Abstract In this study, the manufacturing process of lamivudine (3TC) and zidovudine (AZT) tablets (150+300 mg respectively) was evaluated using statistical process control (SPC) tools. These medicines are manufactured by the Fundação para o Remédio Popular “Chopin Tavares de Lima” (FURP) laboratory, and are distributed free of charge to patients infected with HIV by the Ministry of Health DST/AIDS national program. Data of 529 batches manufactured from 2012 to 2015 were collected. The critical quality attributes of weight variation, uniformity of dosage units, and dissolution were evaluated. Process stability was assessed using control charts, and the capability indices Cp, Cpk, Pp, and Ppk (process capability; process capability adjusted for non-centered distribution; potential or global capability of the process; and potential process capability adjusted for non-centered distribution, respectively) were evaluated. 3TC dissolution data from 2013 revealed a non-centered process and lack of consistency compared to the other years, showing Cpk and Ppk lower than 1.0 and the chance of failure of 2,483 in 1,000,000 tablets. Dissolution data from 2015 showed process improvement, revealed by Cpk and Ppk equal to 2.19 and 1.99, respectively. Overall, the control charts and capability indices showed the variability of the process and special causes.

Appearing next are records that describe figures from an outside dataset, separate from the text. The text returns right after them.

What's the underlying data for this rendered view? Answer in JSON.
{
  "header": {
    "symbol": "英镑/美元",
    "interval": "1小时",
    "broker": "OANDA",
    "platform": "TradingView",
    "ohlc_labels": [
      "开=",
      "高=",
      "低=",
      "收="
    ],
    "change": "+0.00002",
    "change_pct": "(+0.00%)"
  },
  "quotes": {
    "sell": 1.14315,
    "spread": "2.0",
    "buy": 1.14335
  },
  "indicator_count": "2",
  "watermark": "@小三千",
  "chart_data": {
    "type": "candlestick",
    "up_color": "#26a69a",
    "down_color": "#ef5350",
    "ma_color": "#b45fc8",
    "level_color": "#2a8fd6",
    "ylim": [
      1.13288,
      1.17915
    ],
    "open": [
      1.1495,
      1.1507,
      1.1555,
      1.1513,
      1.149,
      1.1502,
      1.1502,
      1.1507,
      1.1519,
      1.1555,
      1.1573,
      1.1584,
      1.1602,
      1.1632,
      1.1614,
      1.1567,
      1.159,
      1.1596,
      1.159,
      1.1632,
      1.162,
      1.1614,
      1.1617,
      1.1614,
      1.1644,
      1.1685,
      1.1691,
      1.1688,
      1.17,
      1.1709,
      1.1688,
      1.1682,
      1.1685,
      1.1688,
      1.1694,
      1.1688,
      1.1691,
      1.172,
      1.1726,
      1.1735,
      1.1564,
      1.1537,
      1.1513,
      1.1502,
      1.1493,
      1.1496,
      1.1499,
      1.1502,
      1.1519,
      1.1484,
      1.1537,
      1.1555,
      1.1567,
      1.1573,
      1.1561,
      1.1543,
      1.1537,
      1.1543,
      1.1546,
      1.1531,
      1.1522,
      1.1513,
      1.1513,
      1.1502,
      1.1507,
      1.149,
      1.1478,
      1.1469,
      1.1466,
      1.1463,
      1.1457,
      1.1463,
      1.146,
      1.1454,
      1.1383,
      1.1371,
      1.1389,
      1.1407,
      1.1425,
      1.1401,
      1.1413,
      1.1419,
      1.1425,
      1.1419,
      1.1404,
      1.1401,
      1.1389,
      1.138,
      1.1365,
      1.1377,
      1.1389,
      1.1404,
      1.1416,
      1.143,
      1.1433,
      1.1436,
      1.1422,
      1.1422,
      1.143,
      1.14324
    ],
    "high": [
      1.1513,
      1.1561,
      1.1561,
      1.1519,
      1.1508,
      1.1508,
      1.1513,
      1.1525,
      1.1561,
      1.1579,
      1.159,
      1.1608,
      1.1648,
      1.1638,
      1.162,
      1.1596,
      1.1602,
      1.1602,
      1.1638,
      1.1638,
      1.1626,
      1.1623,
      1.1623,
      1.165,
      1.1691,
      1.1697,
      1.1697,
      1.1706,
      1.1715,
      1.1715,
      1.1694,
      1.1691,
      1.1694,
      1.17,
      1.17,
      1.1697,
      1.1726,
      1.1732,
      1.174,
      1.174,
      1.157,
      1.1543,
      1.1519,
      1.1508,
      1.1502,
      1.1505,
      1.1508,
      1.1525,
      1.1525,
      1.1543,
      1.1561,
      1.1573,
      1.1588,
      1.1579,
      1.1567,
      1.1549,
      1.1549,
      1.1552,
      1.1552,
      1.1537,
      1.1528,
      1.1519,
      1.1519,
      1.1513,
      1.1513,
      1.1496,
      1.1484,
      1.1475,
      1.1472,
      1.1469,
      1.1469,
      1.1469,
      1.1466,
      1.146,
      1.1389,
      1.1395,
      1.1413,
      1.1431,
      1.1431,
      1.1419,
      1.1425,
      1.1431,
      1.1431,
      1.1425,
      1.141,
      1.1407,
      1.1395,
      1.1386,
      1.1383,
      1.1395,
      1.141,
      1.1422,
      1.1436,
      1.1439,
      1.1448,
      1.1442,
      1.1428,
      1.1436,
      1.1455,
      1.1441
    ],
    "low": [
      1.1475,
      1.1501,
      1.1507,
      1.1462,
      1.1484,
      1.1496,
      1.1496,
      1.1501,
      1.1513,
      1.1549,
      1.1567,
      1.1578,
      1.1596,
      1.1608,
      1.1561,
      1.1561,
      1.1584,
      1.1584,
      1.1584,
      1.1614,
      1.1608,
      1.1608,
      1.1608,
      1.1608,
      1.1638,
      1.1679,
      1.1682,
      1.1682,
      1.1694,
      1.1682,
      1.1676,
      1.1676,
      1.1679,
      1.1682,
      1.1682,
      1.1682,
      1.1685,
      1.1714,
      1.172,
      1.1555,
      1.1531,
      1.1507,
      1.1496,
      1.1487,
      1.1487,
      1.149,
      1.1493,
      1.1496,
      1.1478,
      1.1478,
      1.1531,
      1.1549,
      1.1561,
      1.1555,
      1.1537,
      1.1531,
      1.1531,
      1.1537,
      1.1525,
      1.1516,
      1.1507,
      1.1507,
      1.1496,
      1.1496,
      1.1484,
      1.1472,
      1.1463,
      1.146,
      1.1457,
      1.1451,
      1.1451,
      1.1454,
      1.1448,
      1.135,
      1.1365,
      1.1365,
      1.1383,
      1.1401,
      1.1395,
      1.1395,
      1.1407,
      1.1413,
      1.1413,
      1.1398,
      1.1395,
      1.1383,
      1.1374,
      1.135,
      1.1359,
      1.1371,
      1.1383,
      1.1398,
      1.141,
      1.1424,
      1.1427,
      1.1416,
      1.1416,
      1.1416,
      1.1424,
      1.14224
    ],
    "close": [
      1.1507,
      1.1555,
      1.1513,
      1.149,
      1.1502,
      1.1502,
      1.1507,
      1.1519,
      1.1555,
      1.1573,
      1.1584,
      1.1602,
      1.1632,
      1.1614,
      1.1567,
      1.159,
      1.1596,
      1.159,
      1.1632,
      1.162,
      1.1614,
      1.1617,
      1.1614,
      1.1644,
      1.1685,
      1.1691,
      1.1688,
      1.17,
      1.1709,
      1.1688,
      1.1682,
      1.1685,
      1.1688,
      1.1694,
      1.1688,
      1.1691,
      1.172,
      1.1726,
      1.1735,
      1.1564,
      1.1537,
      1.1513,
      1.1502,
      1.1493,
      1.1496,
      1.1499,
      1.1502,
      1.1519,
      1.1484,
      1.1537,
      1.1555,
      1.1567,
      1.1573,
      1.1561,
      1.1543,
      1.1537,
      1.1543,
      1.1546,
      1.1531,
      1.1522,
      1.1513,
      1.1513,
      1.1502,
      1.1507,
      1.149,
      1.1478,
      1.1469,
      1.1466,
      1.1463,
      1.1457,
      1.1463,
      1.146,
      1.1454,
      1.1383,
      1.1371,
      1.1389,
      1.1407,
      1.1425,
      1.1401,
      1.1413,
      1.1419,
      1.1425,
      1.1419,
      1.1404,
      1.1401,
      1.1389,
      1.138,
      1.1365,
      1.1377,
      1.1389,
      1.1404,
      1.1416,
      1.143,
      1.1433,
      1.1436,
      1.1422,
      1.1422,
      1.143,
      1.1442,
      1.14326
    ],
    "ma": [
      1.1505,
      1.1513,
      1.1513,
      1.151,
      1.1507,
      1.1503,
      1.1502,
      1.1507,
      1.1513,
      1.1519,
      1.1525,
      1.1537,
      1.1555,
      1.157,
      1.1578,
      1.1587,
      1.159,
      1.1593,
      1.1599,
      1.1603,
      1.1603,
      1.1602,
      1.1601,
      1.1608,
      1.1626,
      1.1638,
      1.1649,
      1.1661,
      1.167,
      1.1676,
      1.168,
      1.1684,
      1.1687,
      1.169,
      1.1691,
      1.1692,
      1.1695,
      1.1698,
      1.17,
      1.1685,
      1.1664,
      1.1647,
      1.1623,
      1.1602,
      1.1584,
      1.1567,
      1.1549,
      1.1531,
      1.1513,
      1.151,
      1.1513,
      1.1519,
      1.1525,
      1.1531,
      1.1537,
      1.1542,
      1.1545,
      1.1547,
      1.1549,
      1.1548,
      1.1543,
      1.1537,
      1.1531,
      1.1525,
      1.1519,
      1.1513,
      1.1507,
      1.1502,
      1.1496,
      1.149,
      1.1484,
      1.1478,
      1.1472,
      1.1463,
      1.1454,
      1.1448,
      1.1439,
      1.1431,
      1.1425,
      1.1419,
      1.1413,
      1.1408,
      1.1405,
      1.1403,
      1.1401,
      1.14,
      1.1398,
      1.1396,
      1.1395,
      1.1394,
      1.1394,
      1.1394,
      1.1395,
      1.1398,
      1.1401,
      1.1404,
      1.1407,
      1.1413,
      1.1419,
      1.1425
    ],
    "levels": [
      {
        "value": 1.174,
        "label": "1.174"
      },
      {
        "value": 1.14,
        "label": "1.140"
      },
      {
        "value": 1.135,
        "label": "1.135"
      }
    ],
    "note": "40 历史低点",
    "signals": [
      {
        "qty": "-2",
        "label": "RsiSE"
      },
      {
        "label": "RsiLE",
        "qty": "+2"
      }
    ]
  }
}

Additionally, it was possible to point out the opportunities for process changes, which are fundamental for understanding and supporting a continuous improvement environment.

摘要 本研究采用统计过程控制（statistical process control, SPC）工具，对拉米夫定（lamivudine, 3TC）与齐多夫定（zidovudine, AZT）复方片剂（单剂中两种成分规格分别为150mg与300mg）的生产工艺开展评估。该药品由大众药品基金会"肖潘·托瓦雷斯·德·利马"（Fundação para o Remédio Popular "Chopin Tavares de Lima", 简称FURP）实验室生产，并由卫生部性传播疾病/艾滋病国家项目免费发放给HIV感染者。研究收集了2012年至2015年间共计529个生产批次的相关数据，对重量差异、单位剂量均匀度及溶出度三项关键质量属性进行检测与评估。采用控制图对工艺稳定性进行评估，并对过程能力指数Cp、Cpk、Pp及Ppk展开分析，各指数依次对应过程能力、非中心分布下的调整后过程能力、过程潜在/整体能力以及非中心分布下的调整后潜在过程能力。2013年的拉米夫定溶出度数据显示，相较于其他年度，该年度生产工艺偏离中心且一致性不足，其Cpk与Ppk值均低于1.0，百万片中有2483片存在不合格风险。2015年的溶出度数据则表明工艺得到优化，其Cpk与Ppk值分别达到2.19与1.99。综上，控制图与过程能力指数可有效揭示工艺的变异性与特殊影响因素，同时能够明确工艺改进的方向，这对理解并支撑持续改进的生产环境具有核心意义。